Many of downtown’s biggest projects are high-rise housing. According to Building Salt Lake, a Utah-based website that focuses on development, plans were released earlier this month for a 31-story building that will add 400 apartments to the downtown core.
Plans are also underway to build what will become the tallest building in Utah at 200 South State Street -- Kensington Tower.

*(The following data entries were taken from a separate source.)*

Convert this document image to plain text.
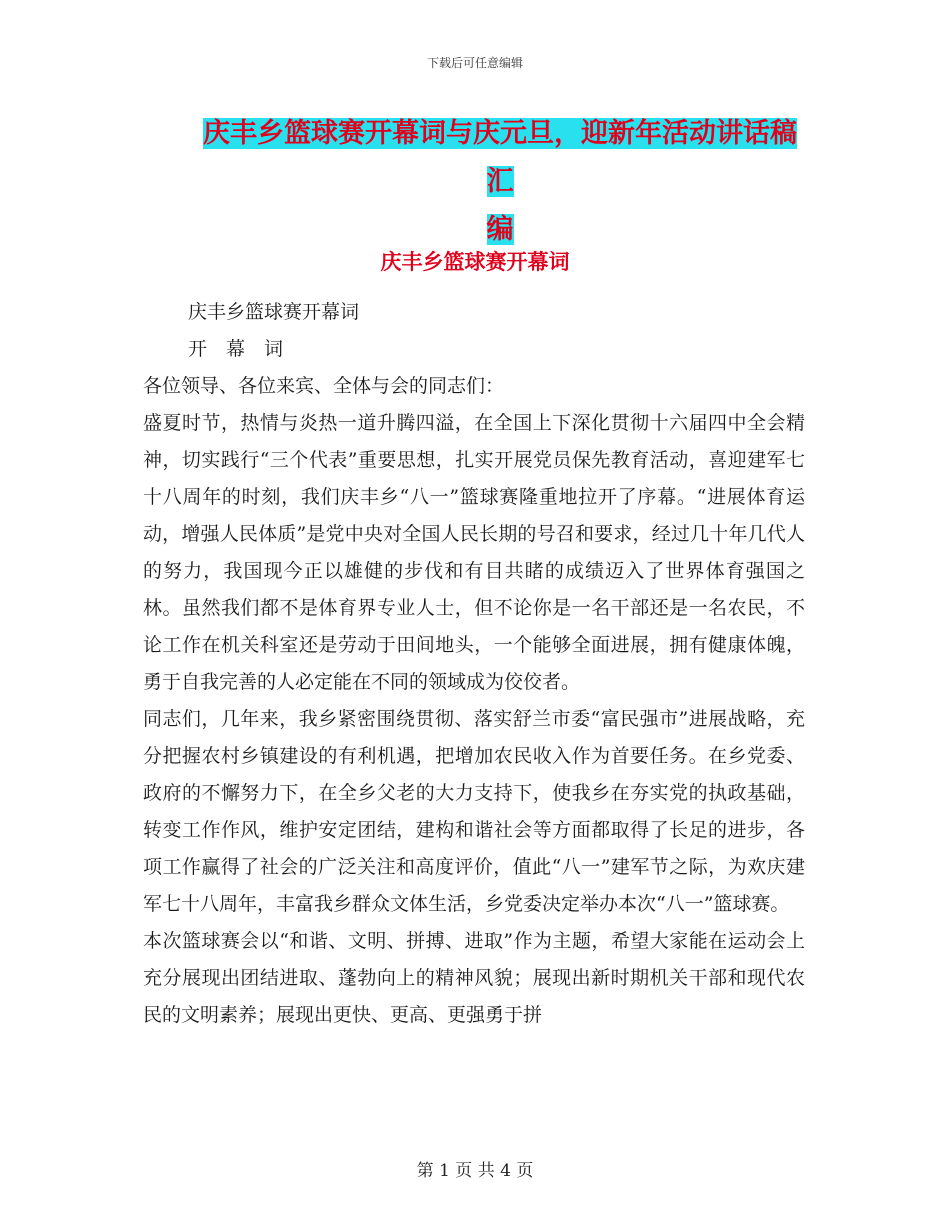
下载后可任意编辑
庆丰乡篮球赛开幕词与庆元旦，迎新年活动讲话稿汇
编
庆丰乡篮球赛开幕词

庆丰乡篮球赛开幕词

开　幕　词

各位领导、各位来宾、全体与会的同志们：

盛夏时节，热情与炎热一道升腾四溢，在全国上下深化贯彻十六届四中全会精神，切实践行“三个代表”重要思想，扎实开展党员保先教育活动，喜迎建军七十八周年的时刻，我们庆丰乡“八一”篮球赛隆重地拉开了序幕。“进展体育运动，增强人民体质”是党中央对全国人民长期的号召和要求，经过几十年几代人的努力，我国现今正以雄健的步伐和有目共睹的成绩迈入了世界体育强国之林。虽然我们都不是体育界专业人士，但不论你是一名干部还是一名农民，不论工作在机关科室还是劳动于田间地头，一个能够全面进展，拥有健康体魄，勇于自我完善的人必定能在不同的领域成为佼佼者。

同志们，几年来，我乡紧密围绕贯彻、落实舒兰市委“富民强市”进展战略，充分把握农村乡镇建设的有利机遇，把增加农民收入作为首要任务。在乡党委、政府的不懈努力下，在全乡父老的大力支持下，使我乡在夯实党的执政基础，转变工作作风，维护安定团结，建构和谐社会等方面都取得了长足的进步，各项工作赢得了社会的广泛关注和高度评价，值此“八一”建军节之际，为欢庆建军七十八周年，丰富我乡群众文体生活，乡党委决定举办本次“八一”篮球赛。

本次篮球赛会以“和谐、文明、拼搏、进取”作为主题，希望大家能在运动会上充分展现出团结进取、蓬勃向上的精神风貌；展现出新时期机关干部和现代农民的文明素养；展现出更快、更高、更强勇于拼

第 1 页 共 4 页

According to Building Salt Lake, Kensington Tower is expected to break ground this summer and will be 39-stories tall with 380 housing units.
“There’s going to be a huge injection of residents downtown and that’s going to have a big impact on the city,” said Building Salt Lake editor Taylor Anderson.
It’s going to change downtown Salt Lake pretty rapidly – there are thousands more people who are going to be living downtown full time.
Anderson says the Wasatch Front needs to be mindful to capitalize on the existing train and bus infrastructure.
“Luckily we built out a transit system that a lot of cities don’t have,” he said.
The Downtown SLC Alliance recently released its State of Downtown report for 2020. The report notes the impact the COVID-19 pandemic has had on convention, tourism, and hospitality in downtown Salt Lake City, an estimated loss of $99 million, according to Visit Salt Lake.
The report, however, notes Salt Lake City’s competitive edge against more expensive cities in the region, including Phoenix, Denver, Seattle, and Portland.
A recent report from PricewaterhouseCoopers listed Salt Lake City as a "boom market."